Inproc passes messages in memory so no I/O threads are involved. Downside of using inproc transport is that you are forced to use the same context instance.
Multicast (PGM) can only be used with PUB/SUB sockets and is used to reliably deliver same message to multiple clients over IP network. PGM is rate limited by default which means that there is a potential performance penalty if used over a loopback interface.
TCP transport provides a generic unicast messaging that can be used over IP network. It will work in the same manner as IPC if used over a loopback interface.
ZeroMQ sockets will not work with regular, non-ZeroMQ sockets. This means that you can not build an HTTP server (for example) on top of ZeroMQ and expect it to work with browsers that do not support ZeroMQ (I don’t know of any browsers that support ZeroMQ, although I strongly believe that they should).
ZeroMQ provides multiple messaging patterns: request/reply, publish/subscribe, pipeline and exclusive pair. Each pattern provides it’s own routing strategy and directionality.
Request/reply provides a bidirectional communication with load-balanced outgoing message routing and last peer incoming message routing. In this pattern a ZMQ_REQ socket (client) can send a message to a ZMQ_REP socket(s) (service/server) that it’s connected to and receive a response from it. If a client socket is connected to multiple service sockets, messages originated on a client socket will be sent in a load-balanced fashion. Service sockets on the other hand will receive a multi-part message (array/tuple) that will contain client socket’s unique identifier as well as a message that client socket has sent.

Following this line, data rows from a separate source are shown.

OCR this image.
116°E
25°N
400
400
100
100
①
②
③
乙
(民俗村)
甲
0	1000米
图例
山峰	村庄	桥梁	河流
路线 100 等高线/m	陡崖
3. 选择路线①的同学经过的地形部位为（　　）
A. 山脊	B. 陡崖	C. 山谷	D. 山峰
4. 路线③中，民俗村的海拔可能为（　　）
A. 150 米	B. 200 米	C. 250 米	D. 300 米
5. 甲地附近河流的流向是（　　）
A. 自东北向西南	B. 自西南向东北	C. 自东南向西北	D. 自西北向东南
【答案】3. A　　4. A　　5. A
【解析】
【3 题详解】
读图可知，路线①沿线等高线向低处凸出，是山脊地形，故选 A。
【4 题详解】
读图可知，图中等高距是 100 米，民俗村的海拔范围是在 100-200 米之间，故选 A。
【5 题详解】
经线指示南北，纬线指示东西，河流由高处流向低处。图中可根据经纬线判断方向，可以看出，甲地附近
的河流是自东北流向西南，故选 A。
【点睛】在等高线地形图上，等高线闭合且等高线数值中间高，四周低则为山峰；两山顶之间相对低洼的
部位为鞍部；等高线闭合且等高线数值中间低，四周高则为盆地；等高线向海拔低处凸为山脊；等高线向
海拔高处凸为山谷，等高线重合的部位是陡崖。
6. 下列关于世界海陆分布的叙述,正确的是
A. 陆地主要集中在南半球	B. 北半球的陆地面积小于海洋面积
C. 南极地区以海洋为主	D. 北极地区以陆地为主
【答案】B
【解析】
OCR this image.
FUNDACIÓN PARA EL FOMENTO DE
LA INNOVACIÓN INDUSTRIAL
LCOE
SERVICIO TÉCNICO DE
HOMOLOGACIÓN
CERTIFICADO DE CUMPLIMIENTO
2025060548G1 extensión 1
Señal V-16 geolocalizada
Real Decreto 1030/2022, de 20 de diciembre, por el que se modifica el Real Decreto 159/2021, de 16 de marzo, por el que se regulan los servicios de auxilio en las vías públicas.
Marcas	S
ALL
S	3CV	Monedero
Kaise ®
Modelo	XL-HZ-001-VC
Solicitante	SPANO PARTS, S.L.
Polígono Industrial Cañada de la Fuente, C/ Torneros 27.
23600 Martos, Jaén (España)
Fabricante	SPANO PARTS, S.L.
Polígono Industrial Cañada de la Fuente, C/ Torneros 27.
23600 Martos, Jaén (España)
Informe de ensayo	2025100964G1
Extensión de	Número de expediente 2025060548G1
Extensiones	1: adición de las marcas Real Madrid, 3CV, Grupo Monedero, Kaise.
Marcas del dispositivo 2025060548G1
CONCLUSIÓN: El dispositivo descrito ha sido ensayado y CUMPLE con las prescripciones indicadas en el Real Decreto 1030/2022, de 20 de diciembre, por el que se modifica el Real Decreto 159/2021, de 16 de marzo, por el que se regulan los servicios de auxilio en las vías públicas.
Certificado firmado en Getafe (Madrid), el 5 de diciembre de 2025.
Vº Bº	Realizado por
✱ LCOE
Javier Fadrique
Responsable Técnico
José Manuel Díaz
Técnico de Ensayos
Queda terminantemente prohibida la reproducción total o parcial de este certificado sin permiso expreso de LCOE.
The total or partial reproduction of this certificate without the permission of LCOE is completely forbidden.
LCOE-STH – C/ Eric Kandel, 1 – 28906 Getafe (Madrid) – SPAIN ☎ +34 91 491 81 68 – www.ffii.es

Publish/subscribe is used for a unidirectional commication with fan-out outgoing message routing. Similar to ZMQ_REP sockets, ZMQ_PUB sockets act as a service and ZMQ_SUB sockets act as clients. Service socket send multi-part messages consisting of a topic and a message. Client sockets subscribe to specific topics that they want to receive messages about.
Pipeline provides a reliable unidirectional communication with load-balanced outgoing message routing. ZMQ_PUSH sockets are used on service side and ZMQ_PULL sockets are used on client (node) side. This pattern is used to reliably distribute messages from a service to multiple nodes that are connected to it. If there are no connected nodes, service will block until at least one node connects to it. Unlike publish/subscribe pattern, a message is only delivered to a single node instead of all nodes connected to a service.
Exclusive pair provides bidirectional communication between two ZMQ_PAIR sockets. ZMQ_PAIR sockets are designed for inter-thread communication across the inproc transport and do not implement functionality such as auto-reconnection. ZMQ_PAIR sockets are considered experimental and may have other missing or broken aspects.